Bank levy hits big banks harder
The new bank levy is becoming weighted more towards the bigger banks, the Treasury has announced. And the tax rate is being increased fractionally.
It is still being charged largely on banks' short-term wholesale finance, the money they borrow for short periods from other financial institutions, corporates and very wealthy individuals, and on uninsured retail deposits (so deposits greater than £50,000).
However for each bank the first £20bn of such funding will now be exempt from the tax. Which means that banks with balance sheets only a touch bigger than £20bn will be more-or-less exempt from the tax (and those with balance sheets less than £20bn will be completely exempt).
In other words, the giant banks based in the UK will pay the lion's share of the tax. And in respect of British banks, the bulk of the tax will be paid by Royal Bank of Scotland, Barclays, HSBC and Lloyds.
In 2011, the levy rate will be 0.05%, with a 50% discount applied to uninsured retail deposits. The following year the rate rises to its permanent rate of 0.075% (and again half that for uninsured retail deposits).
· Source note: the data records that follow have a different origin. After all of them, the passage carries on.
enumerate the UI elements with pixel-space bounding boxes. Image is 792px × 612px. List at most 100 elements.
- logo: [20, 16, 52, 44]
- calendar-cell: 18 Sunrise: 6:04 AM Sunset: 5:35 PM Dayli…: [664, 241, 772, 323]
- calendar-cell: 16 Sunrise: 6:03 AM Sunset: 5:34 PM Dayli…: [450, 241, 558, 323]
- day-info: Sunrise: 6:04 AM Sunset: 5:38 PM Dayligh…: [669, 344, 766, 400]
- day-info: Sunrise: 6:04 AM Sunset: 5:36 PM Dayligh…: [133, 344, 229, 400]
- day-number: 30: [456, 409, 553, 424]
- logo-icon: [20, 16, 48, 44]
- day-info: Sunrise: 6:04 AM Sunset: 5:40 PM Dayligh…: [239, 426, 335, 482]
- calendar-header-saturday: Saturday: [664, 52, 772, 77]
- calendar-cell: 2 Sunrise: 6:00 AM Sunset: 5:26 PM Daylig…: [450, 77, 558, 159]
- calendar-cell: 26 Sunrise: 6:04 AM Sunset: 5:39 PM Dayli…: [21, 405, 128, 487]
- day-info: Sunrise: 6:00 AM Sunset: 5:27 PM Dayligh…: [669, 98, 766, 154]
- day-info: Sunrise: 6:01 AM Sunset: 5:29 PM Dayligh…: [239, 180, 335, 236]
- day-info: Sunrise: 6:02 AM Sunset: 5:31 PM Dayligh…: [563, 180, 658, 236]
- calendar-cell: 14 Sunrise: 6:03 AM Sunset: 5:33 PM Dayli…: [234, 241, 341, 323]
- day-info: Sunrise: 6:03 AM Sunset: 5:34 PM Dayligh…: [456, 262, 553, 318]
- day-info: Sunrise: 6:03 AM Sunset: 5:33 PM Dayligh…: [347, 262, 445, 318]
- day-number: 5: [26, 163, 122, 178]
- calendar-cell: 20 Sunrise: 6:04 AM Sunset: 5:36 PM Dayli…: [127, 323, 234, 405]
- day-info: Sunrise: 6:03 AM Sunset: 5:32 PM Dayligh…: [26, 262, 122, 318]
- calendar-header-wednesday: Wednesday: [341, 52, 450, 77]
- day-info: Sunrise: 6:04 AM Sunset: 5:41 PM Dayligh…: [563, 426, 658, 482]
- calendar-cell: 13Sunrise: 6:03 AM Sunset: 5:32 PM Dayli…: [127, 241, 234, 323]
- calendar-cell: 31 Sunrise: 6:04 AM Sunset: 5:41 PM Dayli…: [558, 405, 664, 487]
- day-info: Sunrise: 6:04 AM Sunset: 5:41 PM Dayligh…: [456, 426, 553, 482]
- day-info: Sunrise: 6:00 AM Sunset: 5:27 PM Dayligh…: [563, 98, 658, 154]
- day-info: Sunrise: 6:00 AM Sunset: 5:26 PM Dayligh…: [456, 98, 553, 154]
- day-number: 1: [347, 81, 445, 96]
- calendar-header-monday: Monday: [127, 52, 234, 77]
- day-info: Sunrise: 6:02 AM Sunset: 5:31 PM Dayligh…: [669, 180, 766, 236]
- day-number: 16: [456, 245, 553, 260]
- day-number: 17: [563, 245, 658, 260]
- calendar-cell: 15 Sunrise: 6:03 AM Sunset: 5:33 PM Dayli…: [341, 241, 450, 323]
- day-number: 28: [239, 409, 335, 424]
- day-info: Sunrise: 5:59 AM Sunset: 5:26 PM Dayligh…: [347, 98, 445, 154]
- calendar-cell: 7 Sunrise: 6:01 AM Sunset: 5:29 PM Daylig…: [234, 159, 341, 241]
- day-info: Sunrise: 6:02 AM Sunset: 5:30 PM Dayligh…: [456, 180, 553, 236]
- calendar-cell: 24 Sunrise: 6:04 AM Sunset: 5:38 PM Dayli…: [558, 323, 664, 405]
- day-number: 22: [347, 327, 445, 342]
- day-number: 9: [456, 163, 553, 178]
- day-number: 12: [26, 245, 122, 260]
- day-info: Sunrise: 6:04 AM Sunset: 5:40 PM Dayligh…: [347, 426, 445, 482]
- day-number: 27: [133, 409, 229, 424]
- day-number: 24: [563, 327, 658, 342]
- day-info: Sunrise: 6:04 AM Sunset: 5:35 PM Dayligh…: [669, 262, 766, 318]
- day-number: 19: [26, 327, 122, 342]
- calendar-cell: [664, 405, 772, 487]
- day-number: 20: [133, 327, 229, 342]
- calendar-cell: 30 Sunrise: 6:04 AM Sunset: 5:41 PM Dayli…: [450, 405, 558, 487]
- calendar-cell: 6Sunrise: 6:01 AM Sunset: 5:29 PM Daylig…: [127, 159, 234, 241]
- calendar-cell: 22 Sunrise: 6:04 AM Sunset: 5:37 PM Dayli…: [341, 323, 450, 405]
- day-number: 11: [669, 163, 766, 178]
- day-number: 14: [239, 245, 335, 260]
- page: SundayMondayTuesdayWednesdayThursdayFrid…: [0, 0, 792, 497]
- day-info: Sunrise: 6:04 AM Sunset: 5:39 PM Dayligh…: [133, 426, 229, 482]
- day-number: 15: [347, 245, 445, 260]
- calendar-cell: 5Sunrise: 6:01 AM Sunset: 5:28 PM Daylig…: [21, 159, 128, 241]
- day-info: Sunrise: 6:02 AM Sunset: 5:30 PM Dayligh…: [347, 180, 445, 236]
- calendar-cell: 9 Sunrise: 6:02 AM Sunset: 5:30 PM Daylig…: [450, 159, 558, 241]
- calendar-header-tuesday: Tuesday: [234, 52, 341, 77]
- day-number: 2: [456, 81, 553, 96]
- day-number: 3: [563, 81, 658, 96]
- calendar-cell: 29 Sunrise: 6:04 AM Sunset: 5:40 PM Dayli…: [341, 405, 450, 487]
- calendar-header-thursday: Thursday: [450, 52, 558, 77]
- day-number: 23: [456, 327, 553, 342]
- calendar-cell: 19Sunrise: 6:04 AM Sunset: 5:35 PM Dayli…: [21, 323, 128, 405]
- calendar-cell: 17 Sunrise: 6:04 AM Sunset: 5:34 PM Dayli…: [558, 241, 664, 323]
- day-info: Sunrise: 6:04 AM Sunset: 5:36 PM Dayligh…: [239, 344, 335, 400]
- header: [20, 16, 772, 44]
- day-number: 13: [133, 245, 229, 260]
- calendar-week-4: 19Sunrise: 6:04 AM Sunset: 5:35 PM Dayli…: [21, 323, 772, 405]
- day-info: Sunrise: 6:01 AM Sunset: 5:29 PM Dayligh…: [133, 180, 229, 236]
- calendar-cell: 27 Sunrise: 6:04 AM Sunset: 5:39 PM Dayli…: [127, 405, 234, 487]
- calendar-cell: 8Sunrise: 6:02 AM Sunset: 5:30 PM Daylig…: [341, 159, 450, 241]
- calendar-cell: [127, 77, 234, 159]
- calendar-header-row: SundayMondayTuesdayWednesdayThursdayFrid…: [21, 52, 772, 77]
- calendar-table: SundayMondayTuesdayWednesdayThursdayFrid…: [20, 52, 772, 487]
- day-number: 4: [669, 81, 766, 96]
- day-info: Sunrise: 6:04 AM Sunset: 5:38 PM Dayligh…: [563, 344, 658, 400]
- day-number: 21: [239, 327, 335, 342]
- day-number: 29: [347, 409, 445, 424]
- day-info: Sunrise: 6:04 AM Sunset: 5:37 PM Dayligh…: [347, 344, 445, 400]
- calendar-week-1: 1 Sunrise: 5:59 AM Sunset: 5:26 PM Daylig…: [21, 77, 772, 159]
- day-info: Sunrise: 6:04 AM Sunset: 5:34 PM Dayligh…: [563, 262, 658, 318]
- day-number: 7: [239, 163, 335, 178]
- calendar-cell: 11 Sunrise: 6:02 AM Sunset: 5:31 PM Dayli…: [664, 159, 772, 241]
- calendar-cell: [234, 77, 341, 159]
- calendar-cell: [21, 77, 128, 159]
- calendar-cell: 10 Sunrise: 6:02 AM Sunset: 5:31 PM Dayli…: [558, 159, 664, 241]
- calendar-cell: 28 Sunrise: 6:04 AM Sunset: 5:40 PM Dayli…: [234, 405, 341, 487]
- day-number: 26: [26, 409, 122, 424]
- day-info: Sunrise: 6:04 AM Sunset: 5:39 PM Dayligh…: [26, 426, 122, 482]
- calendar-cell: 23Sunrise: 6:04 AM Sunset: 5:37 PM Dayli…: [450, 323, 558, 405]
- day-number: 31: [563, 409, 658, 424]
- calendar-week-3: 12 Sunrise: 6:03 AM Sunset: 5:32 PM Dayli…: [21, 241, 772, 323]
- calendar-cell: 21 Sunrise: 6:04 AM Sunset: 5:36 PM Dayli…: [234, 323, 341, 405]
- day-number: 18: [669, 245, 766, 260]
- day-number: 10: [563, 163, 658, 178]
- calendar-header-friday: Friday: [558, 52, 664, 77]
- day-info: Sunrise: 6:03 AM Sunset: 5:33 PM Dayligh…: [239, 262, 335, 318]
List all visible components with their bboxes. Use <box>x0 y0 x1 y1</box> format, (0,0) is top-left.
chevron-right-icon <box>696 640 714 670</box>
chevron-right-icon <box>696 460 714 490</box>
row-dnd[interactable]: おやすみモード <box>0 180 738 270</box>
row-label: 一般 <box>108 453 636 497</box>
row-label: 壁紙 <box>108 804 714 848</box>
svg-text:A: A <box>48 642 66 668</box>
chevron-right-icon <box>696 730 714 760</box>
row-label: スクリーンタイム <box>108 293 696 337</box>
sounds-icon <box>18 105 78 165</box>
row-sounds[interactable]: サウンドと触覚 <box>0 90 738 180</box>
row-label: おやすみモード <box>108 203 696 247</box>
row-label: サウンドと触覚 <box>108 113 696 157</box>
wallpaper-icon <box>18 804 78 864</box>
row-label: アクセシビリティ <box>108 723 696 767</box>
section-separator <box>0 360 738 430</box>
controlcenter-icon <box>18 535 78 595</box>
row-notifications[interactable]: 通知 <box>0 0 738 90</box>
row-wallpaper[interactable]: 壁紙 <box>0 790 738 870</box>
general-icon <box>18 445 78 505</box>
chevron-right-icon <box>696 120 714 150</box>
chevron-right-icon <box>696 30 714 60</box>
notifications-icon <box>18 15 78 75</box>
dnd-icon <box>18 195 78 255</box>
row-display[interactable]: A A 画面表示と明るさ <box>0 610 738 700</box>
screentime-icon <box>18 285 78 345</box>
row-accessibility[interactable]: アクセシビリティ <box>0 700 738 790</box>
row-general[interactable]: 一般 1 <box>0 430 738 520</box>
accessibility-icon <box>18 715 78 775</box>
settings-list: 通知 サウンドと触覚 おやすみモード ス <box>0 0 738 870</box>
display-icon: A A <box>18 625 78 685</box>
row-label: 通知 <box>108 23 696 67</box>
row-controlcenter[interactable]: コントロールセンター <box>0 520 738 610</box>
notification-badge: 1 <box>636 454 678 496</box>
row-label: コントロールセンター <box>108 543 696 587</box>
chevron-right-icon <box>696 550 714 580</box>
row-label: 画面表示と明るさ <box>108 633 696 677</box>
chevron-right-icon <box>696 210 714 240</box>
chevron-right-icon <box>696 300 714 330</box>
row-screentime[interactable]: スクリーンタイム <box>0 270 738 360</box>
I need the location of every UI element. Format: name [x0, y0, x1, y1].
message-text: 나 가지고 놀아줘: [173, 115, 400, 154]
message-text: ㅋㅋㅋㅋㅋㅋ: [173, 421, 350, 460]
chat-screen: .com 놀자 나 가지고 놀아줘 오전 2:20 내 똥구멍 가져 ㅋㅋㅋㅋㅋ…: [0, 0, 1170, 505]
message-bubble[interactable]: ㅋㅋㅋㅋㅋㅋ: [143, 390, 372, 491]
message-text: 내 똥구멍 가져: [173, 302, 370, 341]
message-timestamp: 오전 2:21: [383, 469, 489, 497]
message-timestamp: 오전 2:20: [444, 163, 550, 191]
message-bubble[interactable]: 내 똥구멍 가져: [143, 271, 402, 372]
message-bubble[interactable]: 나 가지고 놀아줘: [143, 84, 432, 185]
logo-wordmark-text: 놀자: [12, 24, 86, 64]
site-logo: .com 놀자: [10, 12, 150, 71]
These rates represent increases of 0.01 of a percentage point in 2011 and 0.005 of a percentage point in 2012 and onwards compared with the earlier indicated rates.
However because of tweaks in the way the levy is applied, the Treasury expects to raise only around £100m per annum more revenue from the tax than its earlier estimate.
So over the coming four years, the Treasury expects to receive a total of £8.8bn from the tax, with the take rising from £1.3bn next year to £2.6bn in 2013 and 2014.
As for individual banks, well it is difficult to be sure how much they will end up paying, because all of them are trying to reduce their reliance on the kind of short-term wholesale funding where the full levy rate applies.
However, if the tax had been applied to Royal Bank of Scotland's balance sheet at the end of 2009, it would have paid around £500m to the Exchequer.
Which is not a trivial sum of money, but is well under half of what RBS paid out in bonuses.
And of course the £2.6bn to be paid by the banks each year is a rounding error in the context of the £1.2 trillion of support provided by British taxpayers to the banking sector (in the form of investment, loans and guarantees) to keep the banks afloat at the height of the 2008-9 crisis.
Update 1055: RBS has calculated that, based on its 2009 balance sheet, the bank levy would cost it £315m in 2011 and £473m in 2012. But remember that, like all the big banks, RBS is both shrinking its balance sheet and trying to become less reliant on short-term wholesale funding. So it may well end up paying rather less.